I have to confess not being much into the social networking website scene.
Not out of Luddite fears of the interface or (
as it turns out, justified) privacy fears regarding who sees the data these sites collect and how long it is stored.
Rather, I just simply am not interested.
I have plenty of friends in the “real world”, and my interactions at work, home and church are more than enough to keep me happy. (Besides, my lifestyle doesn't really lend itself to this sort of thing; no drinking, no clubbing, no beach parties... a Myspace page featuring me would be snoozeville for sure.)
My one concession to online networking is the professional website, LinkedIn.
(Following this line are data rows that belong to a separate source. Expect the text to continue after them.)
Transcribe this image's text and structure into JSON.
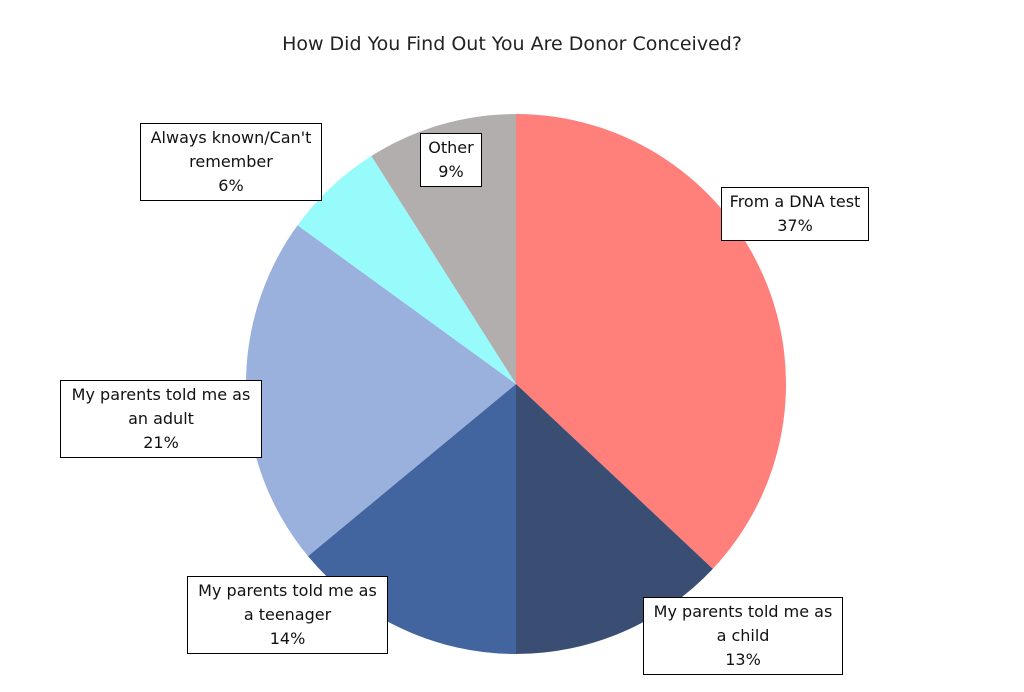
{
  "chart_data": {
    "type": "pie",
    "title": "How Did You Find Out You Are Donor Conceived?",
    "categories": [
      "From a DNA test",
      "My parents told me as a child",
      "My parents told me as a teenager",
      "My parents told me as an adult",
      "Always known/Can't remember",
      "Other"
    ],
    "values": [
      37,
      13,
      14,
      21,
      6,
      9
    ],
    "value_labels": [
      "37%",
      "13%",
      "14%",
      "21%",
      "6%",
      "9%"
    ],
    "colors": [
      "#ff7f7b",
      "#3a4d73",
      "#42659f",
      "#9ab1de",
      "#98fbfb",
      "#b3aeae"
    ]
  }
}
I signed up about 3 years ago when a Silicon Valley exec was guest-lecturing one of my graduate school courses. It has been interesting to reconnect and stay in touch with former colleagues, but I don’t use it aggressively. Over the past few months, though, I’ve noticed an uptick in emails from folks in my LinkedIn network inviting me to connect with them on other networking sites. The invitation goes something like this:
“Hello Dave! I noticed we’re connected on LinkedIn. I have recently been using [new-fangled website] to keep track of my colleagues and clients. If you sign up today, they’ll send you a free stuffed iguana. Anyway, see you around!”
To add insult to injury, some clever script-kiddie came up with the concept of re-sending invitations that are ignored, over the course of several weeks. (I still haven’t figured out the time to live of some of these; they just. won’t. die.) As Cousin Eddie would say, that’s the gift that keeps on giving the whole year long.
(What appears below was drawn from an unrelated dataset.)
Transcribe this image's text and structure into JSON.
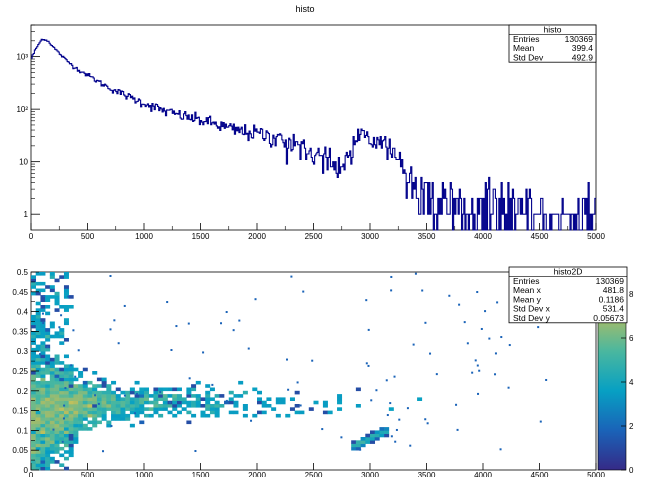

This begs several questions. How many professional networking websites do you need in your life? (At this point, my answer seems to be anything less than one.) If you’re soliciting connections from people on an existing service, aren’t you implying that there is some sort of defect with that service? It’s like calling someone up and insisting they switch to your cell network so your minutes are free.
But the biggest puzzle to me about all these additional networking sites is how they possibly hope to gain any credibility and marketshare with such ridiculous names. Yorz? Xing? Naymz? I suppose we have Google to thank for such absurdity, but to me this falls flat. As a five year-old I recall my father (who has graduate degrees in mathematics and engineering) keeping me occupied by having me write out a “1” with a hundred zeros after it, and explaining that this was a googol. Hence when Google arrived I made the connection immediately. I realize that many people did not have the same geek-formative experience, so Google as a word was meaningless to them before it became a verb and top-ranked brand. But here’s the thing: it really did have significance before its rise to fame, as opposed to the random consonant-vowel knock-offs that are clogging my inbox. To me they sound like a pre-teen attempt to subvert the phonemes of the alphabet (“Z is so much cooler than S!”), which is hardly a way to influence professionals to use your site.
Now if you’ll excuse me, I’m off to write a Gmail filter to auto-disintegrate yet another site’s spam…
2 comments:
Here's Eddie's shining moment: http://www.youtube.com/watch?v=1K8-kNuDgoA
Good, I'm set. I belong to *0* social networking sites. I used to visit a message board quite frequently, and while I was able to find intelligent discussions here and there, much of it was peppered with all the electronic slang of the day. I guess it gives me a head start on what I'll be facing with the boys so that I might be able to translate what they are writing to friends, etc on whatever format we'll have in 10 to 15 years from now.